The baking itch strikes again! I haven't made anything in a while (my apologies for a lack of recipe posts) so definitely needed to make something fun and easy. Since I'm going to be home this whole week after work for the most part, it just leaves me to baking rather than cooking. With extra white chocolate chips left over, it was time to make some red velvet white chocolate chip cookies. Also, how Asian can I get? I made these with chopsticks! Of course, you could use your beater if you want. There were several recipes online with very similar ingredients and measurements, if not the exact recipe, so I'll just link the first one I found (and adapted) - The Curvy Carrot. Why not give these a whirl as patriotic cookies before the 4th of July?

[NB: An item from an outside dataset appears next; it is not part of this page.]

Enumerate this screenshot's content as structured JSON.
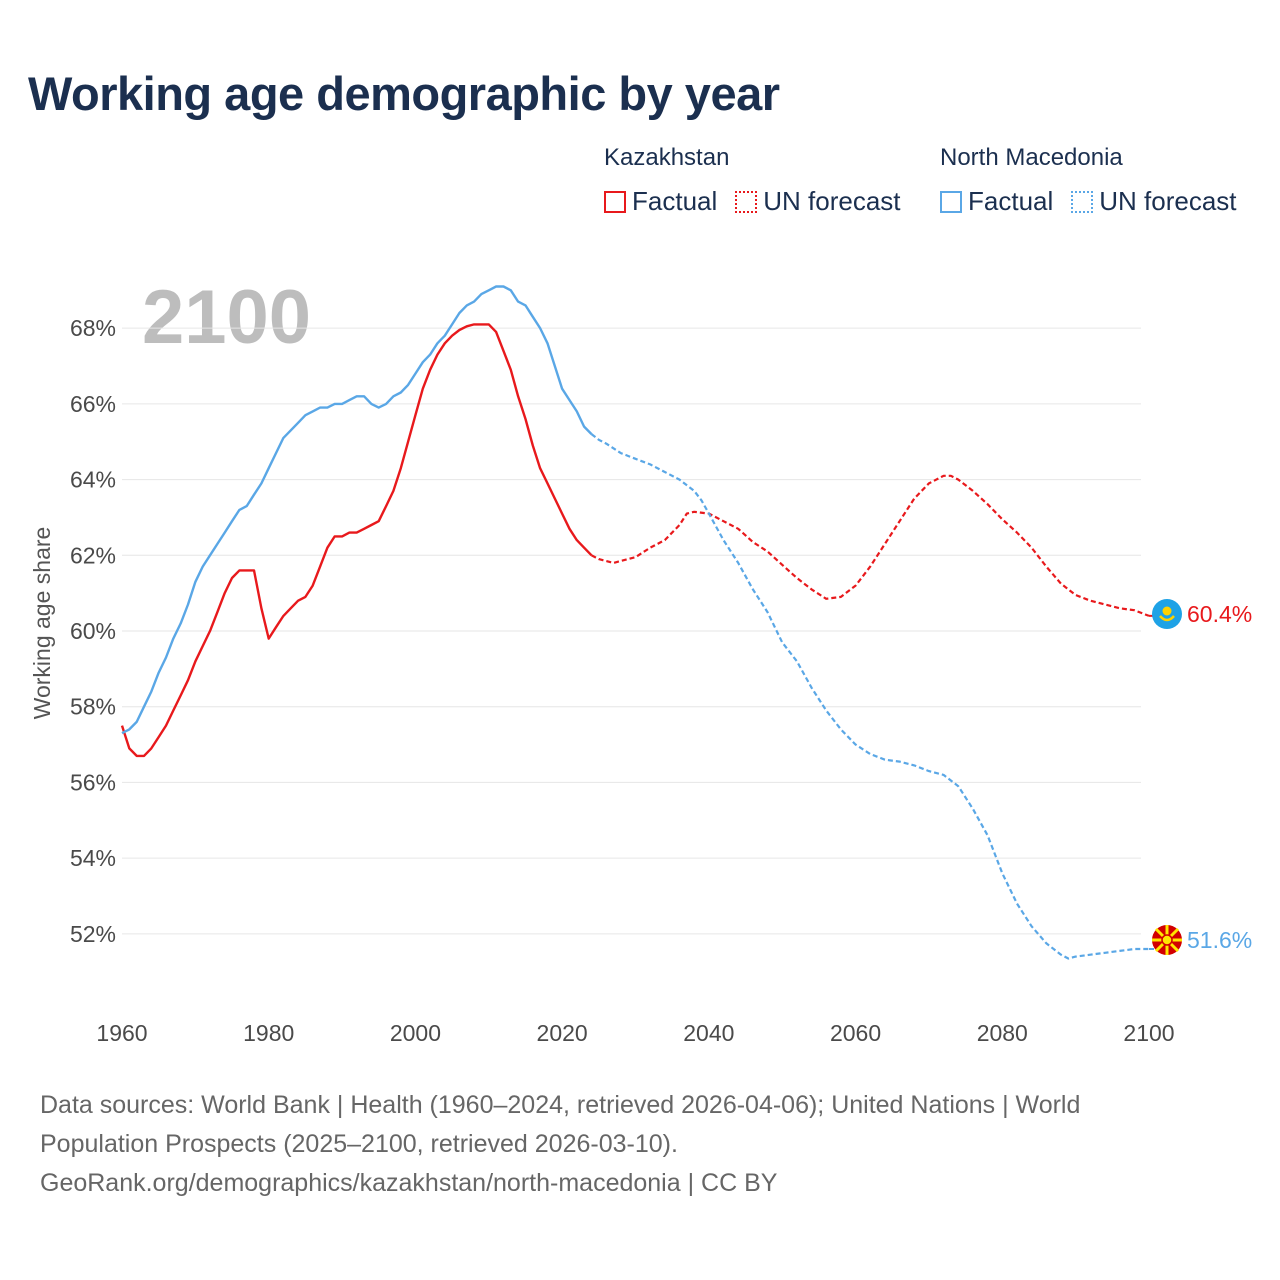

Step 1: Ingredients (yields 1.5 dozen, or 18, cookies)
- red food coloring
- 1/4 tsp salt
- 1/3 cup cocoa powder, unsweetened
- 1/2 cup white chocolate chips
- 1/2 cup unsalted butter, softened
- 1/2 cup granulated sugar
- 1/2 cup light brown sugar
- 1 tsp vanilla extract
- 1 tsp baking soda
- 1 large egg
- 1.5 cups all-purpose flour
Step 2: Mixing the wet ingredients
Cream together butter and sugars in a mixing bowl (medium-high speed with mixer). Add in the egg and vanilla extract and mix until thoroughly combined. Add in food coloring until desired red.

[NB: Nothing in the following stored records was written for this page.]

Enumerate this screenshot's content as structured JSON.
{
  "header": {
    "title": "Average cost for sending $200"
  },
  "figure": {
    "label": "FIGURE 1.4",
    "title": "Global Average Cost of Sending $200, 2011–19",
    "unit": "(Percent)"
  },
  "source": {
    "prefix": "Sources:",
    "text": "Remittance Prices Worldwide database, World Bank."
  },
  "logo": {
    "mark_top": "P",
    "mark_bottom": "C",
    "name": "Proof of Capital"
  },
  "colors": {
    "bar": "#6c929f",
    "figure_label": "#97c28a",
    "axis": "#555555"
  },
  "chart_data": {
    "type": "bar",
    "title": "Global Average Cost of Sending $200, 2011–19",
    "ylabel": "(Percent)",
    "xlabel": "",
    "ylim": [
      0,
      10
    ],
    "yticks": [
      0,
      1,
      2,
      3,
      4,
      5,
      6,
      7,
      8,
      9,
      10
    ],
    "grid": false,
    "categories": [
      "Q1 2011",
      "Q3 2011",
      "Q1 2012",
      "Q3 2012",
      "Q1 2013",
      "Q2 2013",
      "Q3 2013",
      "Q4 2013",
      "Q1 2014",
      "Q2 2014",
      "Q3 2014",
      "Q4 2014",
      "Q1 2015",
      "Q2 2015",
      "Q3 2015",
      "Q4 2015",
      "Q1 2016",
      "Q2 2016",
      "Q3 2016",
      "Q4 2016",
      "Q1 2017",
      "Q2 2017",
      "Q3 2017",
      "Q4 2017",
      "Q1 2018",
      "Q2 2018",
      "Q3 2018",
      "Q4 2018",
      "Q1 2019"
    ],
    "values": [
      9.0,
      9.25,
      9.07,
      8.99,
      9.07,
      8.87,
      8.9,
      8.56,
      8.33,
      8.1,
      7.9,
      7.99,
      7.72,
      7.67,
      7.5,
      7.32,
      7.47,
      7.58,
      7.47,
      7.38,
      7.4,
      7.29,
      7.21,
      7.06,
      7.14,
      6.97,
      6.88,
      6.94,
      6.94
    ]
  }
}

Step 3: Mixing the dry ingredients
Preheat oven to 375°. In another bowl, sift together dry ingredients of salt, cocoa powder, baking soda, and flour.
Step 4: Finishing
Add together the wet and dry ingredients until fully combined (I had to add more food coloring here until it was red enough); then, add in white chocolate chips. Roll pieces into 1"-1.5" balls and place on a baking sheet. Flatten cookie mounds and place into the oven for 10-12 minutes. Once out, enjoy! It was delicious warm out of the oven and mixed into some vanilla ice cream so give that one a shot!